Project is built in Python for data analytics course using a library for Sentiment Analysis and Emotion Recognition in Italian. The aim of the project is to perform sentiment analytics of an Italian sentence read json value from csv file, it will predict sentiment foreach line after that a new file is created.
- BERT: Bidirectional Encoder Representations from Transformers (BERT) is a transformer-based machine learning technique for natural language processing (NLP) pre-training developed by Google. BERT can consider at the same time all the words present in that same sentence, therefore in a bidirectional way.
Feel-it-italian-sentiment model performs sentiment analysis on Italian. They fine-tuned the UmBERTo model on their new dataset (i.e., FEEL-IT) obtaining state-of-the-art performances on different benchmark corpora.
Following python libraries are necessary for the project
- NumPy: is the fundamental package for scientific computing in Python. It is a Python library that provides a multidimensional array object, various derived objects (such as masked arrays and matrices), and an assortment of routines for fast operations on arrays, including mathematical, logical, shape manipulation, sorting, selecting, I/O, discrete Fourier transforms, basic linear algebra, basic statistical operations, random simulation and much more.

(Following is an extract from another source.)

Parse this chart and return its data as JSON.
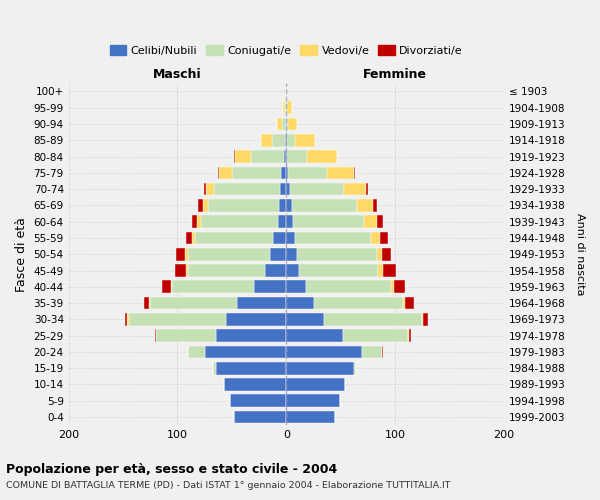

- PyTorch: is an open source machine learning library based on the Torch library used for applications such as computer vision and natural language processing.It is free and open-source software released under the Modified BSD license. PyTorch provides tensor computing (like NumPy) with strong acceleration via graphics processing units (GPU).
- Trasformer: provides thousands of pretrained models to perform tasks on different modalities such as text, vision, and audio. Transformers provides APIs to quickly download and use those pretrained models on a given text, fine-tune them on your own datasets and then share them with the community on our model hub. Transformers is backed by the three most popular deep learning libraries — Jax, PyTorch and TensorFlow — with a seamless integration between them.
User can provide to the script a csv file in which each line is a json content structure as below:
- user_id: alphanumeric user id
- uuid: message unique id
- text: message text
- meta1: optional field
- meta2: optional field
Python script after read json and load AI model will predic sentiment foreach row, then a new json content is create foreach line, below contents are added:
- tz_sa: timestamp sentiment evaluation (ISO DATE 8601, es: 2022-01-04T01:30:08+01:00)
- sentiment: negative | positive
- sentiment_value: percentage sentiment forecast
At the end a new csv file with new json content is created.